Language classes are humbling. Unless you faked your placement test, you are exercising a skill you do not possess for an hour every day. Ninety percent of the thoughts you have during class are impossible to convey. This was my great surprise when I came to GER 101 as a sophomore. I remembered excelling at French, but I had begun it in Kindergarten, so I didn’t remember a time when I could do nothing with the language. In German I was in a stupor. How do I ask about sentence structure if I can’t form a sentence? How do I explain why I was amused by what the teacher just said? How do I do anything but sit here, mouth open.

And yet, the most humbling part about them is that the thoughts that you can actually express are so dumb. You have assignments like taking pictures of ethnic restaurants. You make power points. You tell strangers facts about your family. You ask about people’s hobbies from a list of twelve. Your textbook follows some gang of unattractive ethnically diverse teens that do boring things smilingly. Your teacher gives a news article about a contemporary Italian circus. It can be depressing to put away work you’re doing for a famous and expensive professor to pull out a colorful textbook and learn about Hans’s surprise birthday party.

This can make taking a dead language attractive. The cultural section of the book isn’t so dreadful because we don’t know what Greeks did for fun on weekends and nobody’s taking Latin to learn about beaches in Italy. And there’s no “At the Mall” chapter for a Sanskritist. If you’re worried about feeling like a child, translating simpler lines of Homer is a real blessing.
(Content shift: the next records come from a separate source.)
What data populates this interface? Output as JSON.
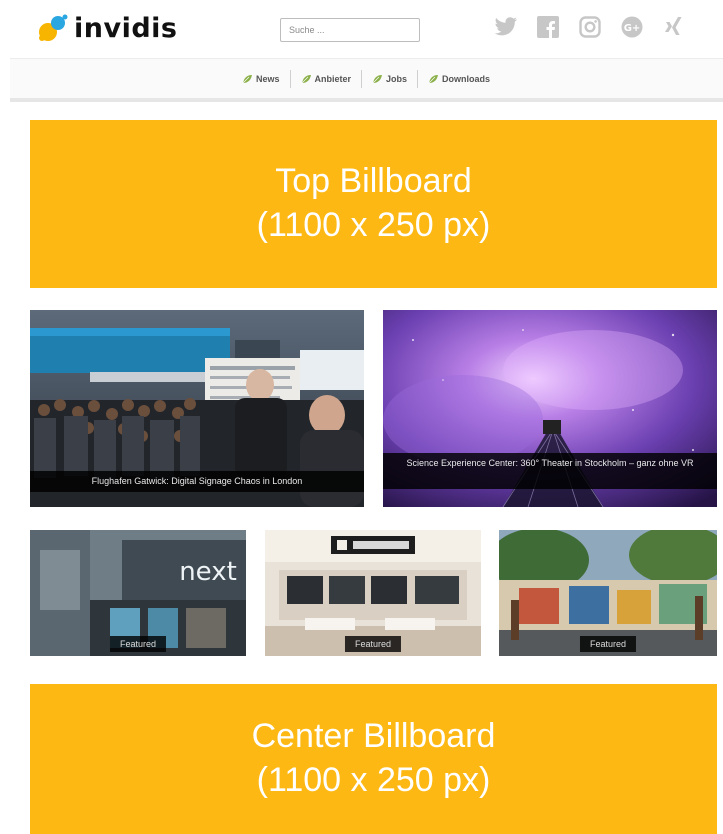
{
  "header": {
    "logo_text": "invidis",
    "search_placeholder": "Suche ...",
    "social_icons": [
      "twitter-icon",
      "facebook-icon",
      "instagram-icon",
      "google-plus-icon",
      "xing-icon"
    ]
  },
  "nav": {
    "items": [
      {
        "label": "News"
      },
      {
        "label": "Anbieter"
      },
      {
        "label": "Jobs"
      },
      {
        "label": "Downloads"
      }
    ]
  },
  "billboards": {
    "top": {
      "line1": "Top Billboard",
      "line2": "(1100 x 250 px)"
    },
    "center": {
      "line1": "Center Billboard",
      "line2": "(1100 x 250 px)"
    }
  },
  "featured_large": [
    {
      "caption": "Flughafen Gatwick: Digital Signage Chaos in London"
    },
    {
      "caption": "Science Experience Center: 360° Theater in Stockholm – ganz ohne VR"
    }
  ],
  "featured_small": [
    {
      "badge": "Featured"
    },
    {
      "badge": "Featured"
    },
    {
      "badge": "Featured"
    }
  ],
  "colors": {
    "accent": "#fdb813",
    "logo_dot_blue": "#2aa6e0",
    "logo_dot_yellow": "#f7b500",
    "icon_gray": "#c7c7c7",
    "nav_leaf": "#8bb04a"
  }
}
But I said they were humbling, not humiliating. Everyone is going through this together and, even in a sterile room in McCormick, it’s possible to feel the thrill of successful communication that comes from struggling through a foreign tongue. I came at last to feel this. I came to enjoy constructing sentences about my weekend to a partner. I came to enjoy inverting verb order thoughtlessly. So, when I dropped German after a semester, it wasn’t because I was over-humbled, it was because the other thing language classes are is daily work. Damn.